L’armée béninoise est plus que jamais déterminée à faire face à la menace terroriste qui secoue le pays depuis plus de trois ans. Sur le terrain les efforts pour contrer les différentes attaques djihadistes débutées le 4 mai 2019, avec l’assassinat du guide touristique Fiacre Gbédji dans le parc de la Pendjari sont visibles. Selon les autorités béninoises, la présence des groupes terroristes au Bénin a pour objectif d’occuper les zones protégées, de créer une passerelle pour relier le Nigéria (Boko Haram) aux mouvements du Sahel, assurer leurs ravitaillements logistiques et faire du Bénin un pays de transit pour les divers trafics dont celui de l’or, des bétails, de la drogue et des armes. La menace se manifeste par l’intimidation des populations, les enlèvements et les assassinats, les attaques ciblées sur les positions isolées des Forces de défense et de sécurité et l’utilisation des engins explosifs improvisés et mines. Face à ce phénomène, le ministère de la défense nationale et l’État-major Général des Forces armées béninoises ont mis en place l’opération Mirador. Grâce à cette initiative militaire, près de 3000 hommes ont été déployés pour empêcher toute infiltration de terroristes, principalement en provenance du Burkina Faso et du Niger. Cette opération a été lancée en janvier 2022 après les premières attaques du 01 au 02 décembre 2021 avec pour objectif de sécuriser les frontières poreuses du pays, de maintenir l’ordre et de conquérir le terrain. Elle vise aussi à sécuriser les bases et les convois tout en détruisant les engins explosifs. L’opération a permis de neutraliser des dizaines d’ennemis de diverses nationalités avec des dégâts enregistrés aussi bien dans le camp des forces de défense et de sécurité que des civils.

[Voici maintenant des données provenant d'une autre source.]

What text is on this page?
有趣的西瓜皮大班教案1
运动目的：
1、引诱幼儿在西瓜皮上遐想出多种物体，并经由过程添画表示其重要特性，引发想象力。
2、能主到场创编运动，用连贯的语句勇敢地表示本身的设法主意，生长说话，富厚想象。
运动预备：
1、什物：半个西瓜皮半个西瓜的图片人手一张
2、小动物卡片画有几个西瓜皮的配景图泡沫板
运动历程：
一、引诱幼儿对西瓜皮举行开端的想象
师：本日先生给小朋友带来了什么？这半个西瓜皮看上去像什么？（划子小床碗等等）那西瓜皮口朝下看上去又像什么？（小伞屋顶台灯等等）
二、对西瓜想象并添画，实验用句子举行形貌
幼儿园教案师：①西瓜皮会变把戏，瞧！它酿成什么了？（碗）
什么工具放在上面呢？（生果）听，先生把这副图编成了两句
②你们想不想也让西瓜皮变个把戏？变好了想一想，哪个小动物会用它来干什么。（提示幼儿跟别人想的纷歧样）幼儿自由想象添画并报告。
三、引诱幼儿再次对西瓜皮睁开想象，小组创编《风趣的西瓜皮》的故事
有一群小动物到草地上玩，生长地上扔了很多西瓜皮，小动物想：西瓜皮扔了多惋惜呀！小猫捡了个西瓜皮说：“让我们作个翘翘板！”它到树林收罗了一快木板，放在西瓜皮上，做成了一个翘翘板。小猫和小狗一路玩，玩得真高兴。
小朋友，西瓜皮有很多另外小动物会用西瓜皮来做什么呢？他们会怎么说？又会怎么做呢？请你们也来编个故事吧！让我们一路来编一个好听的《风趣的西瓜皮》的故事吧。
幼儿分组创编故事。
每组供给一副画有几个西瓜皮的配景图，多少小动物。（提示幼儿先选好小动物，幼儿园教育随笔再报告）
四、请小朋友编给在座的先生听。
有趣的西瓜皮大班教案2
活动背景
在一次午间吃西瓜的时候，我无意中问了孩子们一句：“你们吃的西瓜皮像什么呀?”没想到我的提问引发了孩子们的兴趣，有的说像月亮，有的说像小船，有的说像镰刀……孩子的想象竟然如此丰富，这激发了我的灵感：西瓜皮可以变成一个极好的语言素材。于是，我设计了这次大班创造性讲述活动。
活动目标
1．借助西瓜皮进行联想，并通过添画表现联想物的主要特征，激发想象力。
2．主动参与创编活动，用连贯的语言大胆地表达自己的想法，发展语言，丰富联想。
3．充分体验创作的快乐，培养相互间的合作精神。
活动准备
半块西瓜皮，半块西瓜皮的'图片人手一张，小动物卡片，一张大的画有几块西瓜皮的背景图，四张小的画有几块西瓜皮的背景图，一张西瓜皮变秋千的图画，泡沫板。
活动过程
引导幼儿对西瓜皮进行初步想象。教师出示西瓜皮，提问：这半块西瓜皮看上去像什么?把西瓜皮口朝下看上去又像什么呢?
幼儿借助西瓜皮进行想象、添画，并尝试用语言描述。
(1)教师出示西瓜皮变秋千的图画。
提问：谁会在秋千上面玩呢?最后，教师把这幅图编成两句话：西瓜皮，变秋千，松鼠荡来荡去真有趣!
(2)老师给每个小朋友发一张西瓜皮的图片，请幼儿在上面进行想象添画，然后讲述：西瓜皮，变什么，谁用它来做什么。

Des centaines de terroristes neutralisés ; d’autres interpellés
La menace terroriste existait dans plusieurs villages au Nord du Bénin avant le début de l’opération Mirador. Cette dernière a permis à l’armée béninoise de gagner du terrain et de conquérir certaines localités autrefois prises par des individus armés non identifiés appartenant à des groupes terroristes. Parmi les zones critiques visitées, on note le point triple, une zone rouge située à la frontière avec le Burkina Faso et le Niger située dans les fuseaux Ouest et Nord. Les villages les plus concernés par le phénomène sont Batia, le parc de la Pendjari, Arly, Kouroukoualou Porga, le parc W, Alfakoara, et Banikoara plus précisément dans un village situé à quelques mètres du fleuve Mékrou qui a fait objet de la première scène d’attaque. Au dire du Colonel Faïzou Gomina, Commandant de l’opération Mirador, il n’y a pas encore de menace dans le Fuseau Est, néanmoins une veille est en cours pour prévenir le phénomène. Selon les chiffres des incidents impliquant des civils, le Groupement tactique d’inter arme du Nord et de l’Est ont respectivement enregistré quatre enlèvements et onze assassinats et six enlèvements et deux assassinats. Quant à celui de l’Ouest, dix-huit civils blessés, plus de 31 enlèvements et 43 assassinats ont été dénombrés. Dans le rang des ennemis, plus de 169 suspects ont été interpellés dont 91 dans le Gtia Nord et 61 dans l’Ouest pendant que 63 individus armés non identifiés ont été neutralisés avec 42 dans le Gtia Ouest qui a connu le plus grand nombre. Il est suivi du Gtia Nord où 20 terroristes ont été abattus. D’importants lots de matériaux pouvant servir à la fabrication des engins explosifs dont des batteries de motos et des fils conducteurs, des médicaments ont été saisis. Il en est de même pour des armes individuelles et semi-collectives, des centaines de munitions, une dizaine de motos appartenant à divers groupes terroristes à savoir Gsim et Ansaru et des moyens de communication à savoir des téléphones et des talkies-walkies. Depuis le début des attaques dans la nuit du 1er au 02 décembre 2021, 41 soldats béninois ont été blessés alors que 25 ont perdu la vie. Ces pertes en vies humaines enregistrées du côté de l’armée béninoise sont intervenues lors des attaques des positions stratégiques des Forces armées béninoises ou lors de l’explosion des engins explosifs improvisés ou des mines.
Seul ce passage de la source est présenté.